I think the other big problem is that too many people want to have kids, but they don't want to commit the time to being a parent. Folks, it's a 24 hour, 7 day a week job and it's thankless for about the first 20 years, but it's the most important job in the world.

I was appalled when I worked for a local insurance agent in a small town several years ago. The wife of a very wealthy doctor (probably the richest person in our small town) came in with her just-turned 16 year old son and a brand new car. As I was writing the insurance for her son's new car she said to me "Well, I just had to buy him a car because I don't have time to run him to all his school activities." She said this in front of her son!

I rarely have enough leave saved up for a decent vacation because I take time off to go to every one of my daughter's school functions, girl scout activities and the like. I do the same for our exchange student. Unless I'm travelling for work my daughter NEVER has to wonder if I'm going to show up for one of her activities or not. I've even been known to climb off a float plane after being in the field for a week without a shower and go right to a soccer game, still in my hipwaders.

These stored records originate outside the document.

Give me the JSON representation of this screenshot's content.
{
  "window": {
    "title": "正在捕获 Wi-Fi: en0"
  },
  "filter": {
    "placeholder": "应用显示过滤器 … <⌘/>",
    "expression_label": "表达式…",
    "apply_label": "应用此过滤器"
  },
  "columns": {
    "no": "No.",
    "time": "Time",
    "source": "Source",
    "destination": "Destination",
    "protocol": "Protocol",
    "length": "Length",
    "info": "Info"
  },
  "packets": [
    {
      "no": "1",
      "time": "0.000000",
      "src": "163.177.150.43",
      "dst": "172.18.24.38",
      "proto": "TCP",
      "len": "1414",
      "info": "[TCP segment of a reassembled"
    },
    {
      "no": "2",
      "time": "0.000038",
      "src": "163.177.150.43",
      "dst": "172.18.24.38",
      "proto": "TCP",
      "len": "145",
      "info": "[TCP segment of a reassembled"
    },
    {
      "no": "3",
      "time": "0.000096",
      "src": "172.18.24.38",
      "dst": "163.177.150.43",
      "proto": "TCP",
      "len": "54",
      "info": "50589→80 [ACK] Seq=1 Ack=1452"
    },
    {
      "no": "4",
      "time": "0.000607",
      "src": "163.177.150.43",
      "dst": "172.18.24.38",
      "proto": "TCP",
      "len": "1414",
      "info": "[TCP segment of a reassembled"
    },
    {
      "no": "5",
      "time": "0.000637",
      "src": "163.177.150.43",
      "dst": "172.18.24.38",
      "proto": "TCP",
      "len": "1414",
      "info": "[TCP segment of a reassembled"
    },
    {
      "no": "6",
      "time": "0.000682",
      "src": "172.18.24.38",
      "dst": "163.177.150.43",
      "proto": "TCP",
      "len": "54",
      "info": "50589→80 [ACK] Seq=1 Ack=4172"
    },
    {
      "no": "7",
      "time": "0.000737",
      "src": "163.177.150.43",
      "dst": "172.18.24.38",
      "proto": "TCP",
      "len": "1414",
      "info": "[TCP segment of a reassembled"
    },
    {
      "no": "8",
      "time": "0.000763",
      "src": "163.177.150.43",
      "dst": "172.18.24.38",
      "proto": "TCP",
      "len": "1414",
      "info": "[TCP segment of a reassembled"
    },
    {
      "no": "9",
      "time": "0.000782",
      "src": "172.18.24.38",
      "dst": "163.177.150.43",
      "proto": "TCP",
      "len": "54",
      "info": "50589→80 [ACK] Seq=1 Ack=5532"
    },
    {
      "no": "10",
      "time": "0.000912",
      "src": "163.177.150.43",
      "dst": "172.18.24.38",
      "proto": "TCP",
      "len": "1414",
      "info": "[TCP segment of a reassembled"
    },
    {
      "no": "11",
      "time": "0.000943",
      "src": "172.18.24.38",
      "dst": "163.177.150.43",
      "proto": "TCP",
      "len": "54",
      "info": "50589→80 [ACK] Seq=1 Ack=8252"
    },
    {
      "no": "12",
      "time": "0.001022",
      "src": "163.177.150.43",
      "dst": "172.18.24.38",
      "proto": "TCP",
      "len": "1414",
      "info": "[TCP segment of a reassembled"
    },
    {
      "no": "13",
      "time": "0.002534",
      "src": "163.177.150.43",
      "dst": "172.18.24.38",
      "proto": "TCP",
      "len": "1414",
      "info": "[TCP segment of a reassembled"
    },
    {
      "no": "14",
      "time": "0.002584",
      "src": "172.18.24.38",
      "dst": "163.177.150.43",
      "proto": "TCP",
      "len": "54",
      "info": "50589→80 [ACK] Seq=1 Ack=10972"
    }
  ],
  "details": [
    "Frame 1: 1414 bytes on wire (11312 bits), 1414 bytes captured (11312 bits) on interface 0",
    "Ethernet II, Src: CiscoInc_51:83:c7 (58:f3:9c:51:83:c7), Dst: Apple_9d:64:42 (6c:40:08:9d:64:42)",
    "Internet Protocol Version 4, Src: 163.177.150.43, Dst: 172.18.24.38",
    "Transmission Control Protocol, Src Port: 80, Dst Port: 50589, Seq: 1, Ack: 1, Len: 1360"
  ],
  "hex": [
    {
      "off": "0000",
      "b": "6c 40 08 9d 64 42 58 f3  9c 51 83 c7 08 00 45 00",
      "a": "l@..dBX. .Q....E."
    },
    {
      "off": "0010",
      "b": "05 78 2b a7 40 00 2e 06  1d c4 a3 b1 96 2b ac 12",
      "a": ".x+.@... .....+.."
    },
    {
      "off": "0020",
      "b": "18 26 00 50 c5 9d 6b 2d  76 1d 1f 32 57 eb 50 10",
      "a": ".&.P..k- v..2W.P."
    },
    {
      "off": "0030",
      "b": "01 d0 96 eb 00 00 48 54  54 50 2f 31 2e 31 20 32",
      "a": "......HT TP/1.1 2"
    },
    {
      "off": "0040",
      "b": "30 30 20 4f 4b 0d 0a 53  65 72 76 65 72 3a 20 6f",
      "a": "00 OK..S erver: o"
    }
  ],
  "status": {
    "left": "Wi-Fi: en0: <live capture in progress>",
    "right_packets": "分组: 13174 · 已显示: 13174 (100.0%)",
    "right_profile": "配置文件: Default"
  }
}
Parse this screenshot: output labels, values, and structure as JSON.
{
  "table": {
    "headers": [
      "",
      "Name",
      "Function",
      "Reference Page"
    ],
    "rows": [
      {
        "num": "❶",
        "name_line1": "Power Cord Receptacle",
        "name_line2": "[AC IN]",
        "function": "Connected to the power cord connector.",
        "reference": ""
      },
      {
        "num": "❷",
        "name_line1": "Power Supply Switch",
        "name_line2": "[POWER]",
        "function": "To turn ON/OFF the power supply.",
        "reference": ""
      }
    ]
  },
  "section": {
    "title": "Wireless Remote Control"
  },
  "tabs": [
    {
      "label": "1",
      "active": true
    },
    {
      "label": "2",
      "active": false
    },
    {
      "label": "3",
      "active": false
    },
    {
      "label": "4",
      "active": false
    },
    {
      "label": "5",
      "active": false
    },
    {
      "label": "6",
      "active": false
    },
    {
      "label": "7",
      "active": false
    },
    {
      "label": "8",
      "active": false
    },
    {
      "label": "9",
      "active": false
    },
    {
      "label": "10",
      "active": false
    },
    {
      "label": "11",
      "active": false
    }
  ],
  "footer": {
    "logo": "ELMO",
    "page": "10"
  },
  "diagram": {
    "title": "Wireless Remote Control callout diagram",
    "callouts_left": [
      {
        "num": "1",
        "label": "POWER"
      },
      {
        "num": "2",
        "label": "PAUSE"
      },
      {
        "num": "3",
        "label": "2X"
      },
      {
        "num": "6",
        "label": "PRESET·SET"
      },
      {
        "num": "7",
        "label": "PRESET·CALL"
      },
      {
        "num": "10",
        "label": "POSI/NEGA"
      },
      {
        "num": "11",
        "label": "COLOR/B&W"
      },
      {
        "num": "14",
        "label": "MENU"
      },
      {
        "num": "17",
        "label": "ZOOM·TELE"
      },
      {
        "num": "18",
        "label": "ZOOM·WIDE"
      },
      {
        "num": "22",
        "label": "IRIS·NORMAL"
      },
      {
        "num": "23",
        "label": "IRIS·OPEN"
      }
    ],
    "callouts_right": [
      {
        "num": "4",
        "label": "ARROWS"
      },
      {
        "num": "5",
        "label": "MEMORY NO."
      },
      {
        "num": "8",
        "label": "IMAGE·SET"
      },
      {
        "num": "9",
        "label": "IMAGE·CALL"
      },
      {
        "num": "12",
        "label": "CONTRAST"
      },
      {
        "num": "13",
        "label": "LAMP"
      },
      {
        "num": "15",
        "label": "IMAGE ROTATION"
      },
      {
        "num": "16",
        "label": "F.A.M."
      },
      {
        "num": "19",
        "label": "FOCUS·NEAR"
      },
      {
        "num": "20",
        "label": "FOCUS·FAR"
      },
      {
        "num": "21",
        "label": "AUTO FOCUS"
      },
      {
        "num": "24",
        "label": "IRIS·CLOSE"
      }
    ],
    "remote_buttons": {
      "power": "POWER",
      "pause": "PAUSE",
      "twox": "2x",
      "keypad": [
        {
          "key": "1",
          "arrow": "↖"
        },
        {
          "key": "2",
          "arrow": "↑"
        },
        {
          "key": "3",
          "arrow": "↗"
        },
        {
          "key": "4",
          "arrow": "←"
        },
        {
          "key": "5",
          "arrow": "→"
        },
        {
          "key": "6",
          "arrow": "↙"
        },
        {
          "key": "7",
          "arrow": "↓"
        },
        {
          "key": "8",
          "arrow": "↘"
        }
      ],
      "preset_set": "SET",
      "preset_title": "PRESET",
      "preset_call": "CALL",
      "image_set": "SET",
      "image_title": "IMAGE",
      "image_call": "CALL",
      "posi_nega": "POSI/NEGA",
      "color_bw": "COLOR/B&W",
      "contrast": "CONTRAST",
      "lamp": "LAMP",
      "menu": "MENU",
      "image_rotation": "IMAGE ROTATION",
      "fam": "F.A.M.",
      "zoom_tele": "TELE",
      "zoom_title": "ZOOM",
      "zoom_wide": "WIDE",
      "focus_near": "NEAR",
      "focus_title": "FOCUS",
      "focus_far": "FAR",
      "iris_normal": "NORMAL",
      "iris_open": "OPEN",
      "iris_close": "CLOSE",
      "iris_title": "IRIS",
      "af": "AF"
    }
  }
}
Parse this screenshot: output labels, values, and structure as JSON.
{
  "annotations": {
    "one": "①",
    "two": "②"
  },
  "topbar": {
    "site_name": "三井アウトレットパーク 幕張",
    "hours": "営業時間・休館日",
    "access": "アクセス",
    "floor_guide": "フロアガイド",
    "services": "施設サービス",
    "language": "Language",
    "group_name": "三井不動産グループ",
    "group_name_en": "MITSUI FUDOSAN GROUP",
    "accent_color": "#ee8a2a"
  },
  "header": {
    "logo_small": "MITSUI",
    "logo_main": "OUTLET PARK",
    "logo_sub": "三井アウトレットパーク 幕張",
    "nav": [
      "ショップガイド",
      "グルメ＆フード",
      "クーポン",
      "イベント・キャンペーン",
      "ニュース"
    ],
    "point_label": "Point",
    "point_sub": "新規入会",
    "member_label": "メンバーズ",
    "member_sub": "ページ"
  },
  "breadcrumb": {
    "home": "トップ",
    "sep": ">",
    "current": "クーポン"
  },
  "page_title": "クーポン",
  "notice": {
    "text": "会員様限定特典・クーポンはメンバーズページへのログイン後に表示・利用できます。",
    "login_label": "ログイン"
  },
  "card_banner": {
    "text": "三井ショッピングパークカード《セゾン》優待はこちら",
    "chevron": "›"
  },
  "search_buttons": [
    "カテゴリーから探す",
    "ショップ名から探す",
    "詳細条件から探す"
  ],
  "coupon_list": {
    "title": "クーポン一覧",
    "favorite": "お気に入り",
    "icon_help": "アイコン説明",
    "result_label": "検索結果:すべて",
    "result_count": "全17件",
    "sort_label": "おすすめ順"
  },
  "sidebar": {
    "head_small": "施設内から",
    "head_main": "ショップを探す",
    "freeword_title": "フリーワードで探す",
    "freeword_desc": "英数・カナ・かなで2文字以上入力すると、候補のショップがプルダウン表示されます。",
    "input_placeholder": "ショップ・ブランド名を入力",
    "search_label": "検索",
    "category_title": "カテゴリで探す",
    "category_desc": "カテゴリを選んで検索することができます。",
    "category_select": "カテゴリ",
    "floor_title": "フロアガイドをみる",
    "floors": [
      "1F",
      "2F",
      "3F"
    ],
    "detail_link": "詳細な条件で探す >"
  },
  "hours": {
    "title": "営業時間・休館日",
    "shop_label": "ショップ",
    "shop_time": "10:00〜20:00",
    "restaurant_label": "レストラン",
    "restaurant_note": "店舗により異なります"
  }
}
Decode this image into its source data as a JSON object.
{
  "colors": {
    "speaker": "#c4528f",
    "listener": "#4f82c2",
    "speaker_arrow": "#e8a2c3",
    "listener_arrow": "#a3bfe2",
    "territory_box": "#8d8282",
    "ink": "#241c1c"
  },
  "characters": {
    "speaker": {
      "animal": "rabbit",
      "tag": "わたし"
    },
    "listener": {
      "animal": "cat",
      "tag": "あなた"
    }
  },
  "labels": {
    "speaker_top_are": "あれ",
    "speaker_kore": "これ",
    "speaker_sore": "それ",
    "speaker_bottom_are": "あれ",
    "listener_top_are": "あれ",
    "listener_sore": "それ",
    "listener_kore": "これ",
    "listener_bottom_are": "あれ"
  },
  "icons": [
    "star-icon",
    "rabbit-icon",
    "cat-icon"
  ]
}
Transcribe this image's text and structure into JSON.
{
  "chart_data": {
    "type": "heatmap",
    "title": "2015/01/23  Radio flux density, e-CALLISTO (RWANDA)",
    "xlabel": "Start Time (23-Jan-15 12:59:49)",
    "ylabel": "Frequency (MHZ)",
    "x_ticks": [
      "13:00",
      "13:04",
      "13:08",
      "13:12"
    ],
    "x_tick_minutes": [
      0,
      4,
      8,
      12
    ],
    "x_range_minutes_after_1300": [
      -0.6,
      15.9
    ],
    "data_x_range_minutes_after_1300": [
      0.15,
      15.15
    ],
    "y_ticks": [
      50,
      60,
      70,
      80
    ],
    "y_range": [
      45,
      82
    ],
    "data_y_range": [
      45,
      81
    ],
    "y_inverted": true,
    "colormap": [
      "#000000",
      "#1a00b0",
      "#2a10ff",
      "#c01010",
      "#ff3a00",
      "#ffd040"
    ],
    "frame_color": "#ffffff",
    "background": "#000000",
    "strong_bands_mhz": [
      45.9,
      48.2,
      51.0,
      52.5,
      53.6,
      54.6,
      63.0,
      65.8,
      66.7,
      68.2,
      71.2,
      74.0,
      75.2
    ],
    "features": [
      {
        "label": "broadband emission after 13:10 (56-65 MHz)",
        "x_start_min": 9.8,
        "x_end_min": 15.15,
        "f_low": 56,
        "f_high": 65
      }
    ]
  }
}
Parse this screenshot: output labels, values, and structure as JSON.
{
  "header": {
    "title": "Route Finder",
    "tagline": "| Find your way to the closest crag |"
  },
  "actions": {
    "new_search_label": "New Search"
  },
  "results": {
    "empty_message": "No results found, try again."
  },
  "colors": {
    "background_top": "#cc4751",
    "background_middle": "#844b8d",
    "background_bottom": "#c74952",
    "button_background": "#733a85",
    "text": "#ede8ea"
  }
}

And as far as smoking or cussing - not in my house and your friends better be prepared to follow the same rules or they can leave.
 
My parents always seemed to manage to insinuate to us that trash talk and use of swear words were for people less classy than our family. It worked. I always wanted to be classy, not popular.
 
I once told a neighborhood brat who insisted on cussing constantly that if he'd spend more days in school instead of skipping, he might learn words that start with letters other than "F". I find that people who pepper every sentence with that type language have limited vocabularies, generally. I cant stand one certain word; in fact, just yesterday, it was in almost every sentence of every actor in a movie on TV and I finally couldn't take it anymore and flipped the switch. And if someone was speaking that way in my home, he/she would be invited to either put a lid on it or leave.